[OpenAFS-devel] Re: dealing with rxevent queue stalls

Mark Vitale mvitale@sinenomine.net
Wed, 23 Oct 2013 15:23:21 +0000 (UTC)


I'm just getting back to this after a few weeks of distractions...

Andrew Deason <adeason <at> sinenomine.net> writes:
> 
> On Mon, 30 Sep 2013 13:19:40 -0500
> Andrew Deason <adeason <at> sinenomine.net> wrote:
> 
> > I don't think you should be avoiding this for master; no matter how
> > fast/better the code for processing rxevents is, if the rxevent
> > handler only gets to run every e.g. once every 20 seconds, it still
> > only gets events to run once every 20 seconds. That can always happen
> > in LWP if an LWP is not yielding for any reason, and it can happen
> > with any threading implementation if there is a bug. 
> 
> Hmm, also, one more thing I don't think has come up. I think people tend
> to wave away these problems when saying these are caused by hardware
> problems, or disks being slow, etc etc. While I tend to agree that it's
> not worthwhile to work around those to fix the local process we're
> running in, the impacts can be greater than that. For example, one of
> the situations that Mark described I believe causes clients to keep
> contacting a "sick" server, and then getting connection timeouts.
Yes, the case you are describing was initially reported as poor performance
for many clients contacting the "sick" fileserver.  Only a few of the
affected clients recognized that the server was "down" (due to rxevent
caused delays and timeouts); but even those clients immediately marked the
server "back up" when they received undelayed responses RXAFS_GetTime
probes.  So they would continue to contact the "sick" fileserver.

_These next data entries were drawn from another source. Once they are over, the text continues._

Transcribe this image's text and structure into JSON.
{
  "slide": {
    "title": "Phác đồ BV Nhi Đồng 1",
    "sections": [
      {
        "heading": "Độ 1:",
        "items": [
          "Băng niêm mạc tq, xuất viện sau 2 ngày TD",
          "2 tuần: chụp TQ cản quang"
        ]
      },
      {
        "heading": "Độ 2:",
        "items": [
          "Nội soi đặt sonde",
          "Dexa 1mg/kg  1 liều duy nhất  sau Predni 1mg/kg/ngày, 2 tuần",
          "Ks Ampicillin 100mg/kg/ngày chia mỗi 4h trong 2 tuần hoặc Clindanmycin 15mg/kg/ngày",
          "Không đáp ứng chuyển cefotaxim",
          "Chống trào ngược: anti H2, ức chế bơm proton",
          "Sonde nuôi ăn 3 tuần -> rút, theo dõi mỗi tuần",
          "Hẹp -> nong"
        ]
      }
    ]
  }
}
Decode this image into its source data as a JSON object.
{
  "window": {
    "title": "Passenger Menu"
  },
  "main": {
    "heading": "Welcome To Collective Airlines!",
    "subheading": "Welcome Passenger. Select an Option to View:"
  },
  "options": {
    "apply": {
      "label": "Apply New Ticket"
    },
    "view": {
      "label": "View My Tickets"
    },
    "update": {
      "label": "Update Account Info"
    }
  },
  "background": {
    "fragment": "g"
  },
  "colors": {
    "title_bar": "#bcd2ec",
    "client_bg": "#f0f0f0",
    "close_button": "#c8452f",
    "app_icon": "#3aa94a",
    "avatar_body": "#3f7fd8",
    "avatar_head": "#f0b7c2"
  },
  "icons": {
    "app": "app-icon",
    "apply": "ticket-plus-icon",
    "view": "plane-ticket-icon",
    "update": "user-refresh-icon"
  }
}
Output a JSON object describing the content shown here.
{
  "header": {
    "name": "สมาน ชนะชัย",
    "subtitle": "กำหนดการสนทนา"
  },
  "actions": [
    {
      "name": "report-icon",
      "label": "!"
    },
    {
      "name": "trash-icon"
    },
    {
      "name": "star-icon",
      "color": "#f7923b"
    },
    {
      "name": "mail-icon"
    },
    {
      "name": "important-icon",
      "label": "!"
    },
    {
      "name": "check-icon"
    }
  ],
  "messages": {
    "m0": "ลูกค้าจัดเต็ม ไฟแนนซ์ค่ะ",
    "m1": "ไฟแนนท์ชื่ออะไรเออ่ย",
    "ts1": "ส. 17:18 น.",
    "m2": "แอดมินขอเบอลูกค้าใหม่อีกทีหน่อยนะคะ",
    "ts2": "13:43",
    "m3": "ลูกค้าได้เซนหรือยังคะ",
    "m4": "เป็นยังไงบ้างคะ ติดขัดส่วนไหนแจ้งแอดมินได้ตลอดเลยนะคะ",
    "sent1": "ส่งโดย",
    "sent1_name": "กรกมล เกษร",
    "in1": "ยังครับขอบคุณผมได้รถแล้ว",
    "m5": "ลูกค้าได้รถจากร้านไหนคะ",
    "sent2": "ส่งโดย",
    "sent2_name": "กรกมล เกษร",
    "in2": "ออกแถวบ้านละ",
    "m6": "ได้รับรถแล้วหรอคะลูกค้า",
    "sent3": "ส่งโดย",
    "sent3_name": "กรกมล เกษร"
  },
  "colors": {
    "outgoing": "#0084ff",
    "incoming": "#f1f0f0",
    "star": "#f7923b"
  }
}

> If such weird rxevent behavior slows down or brings down a whole cell,
> or a whole replicated volume, it's still our responsibility to handle it
> even if it's caused by a hardware fault. If we don't have some way of
> handling it, then such a failing fileserver process can be a single
> point of failure for data availability, even if volume data is
> replicated.
Agreed, that's essentially what happened in the "sick" fileserver case, and
why I realized this can really only be addressed on the server side; most
clients never realize that anything is wrong or that they should switch to
another fileserver.

> I'm not sure how possible/serious such issues are with the behavior
> described in this thread; I'll let Mark either correct me or advocate
> for this line of reasoning if he wants.
Done.  Thanks, Andrew.

--
Mark Vitale
mvitale@sinenomine.net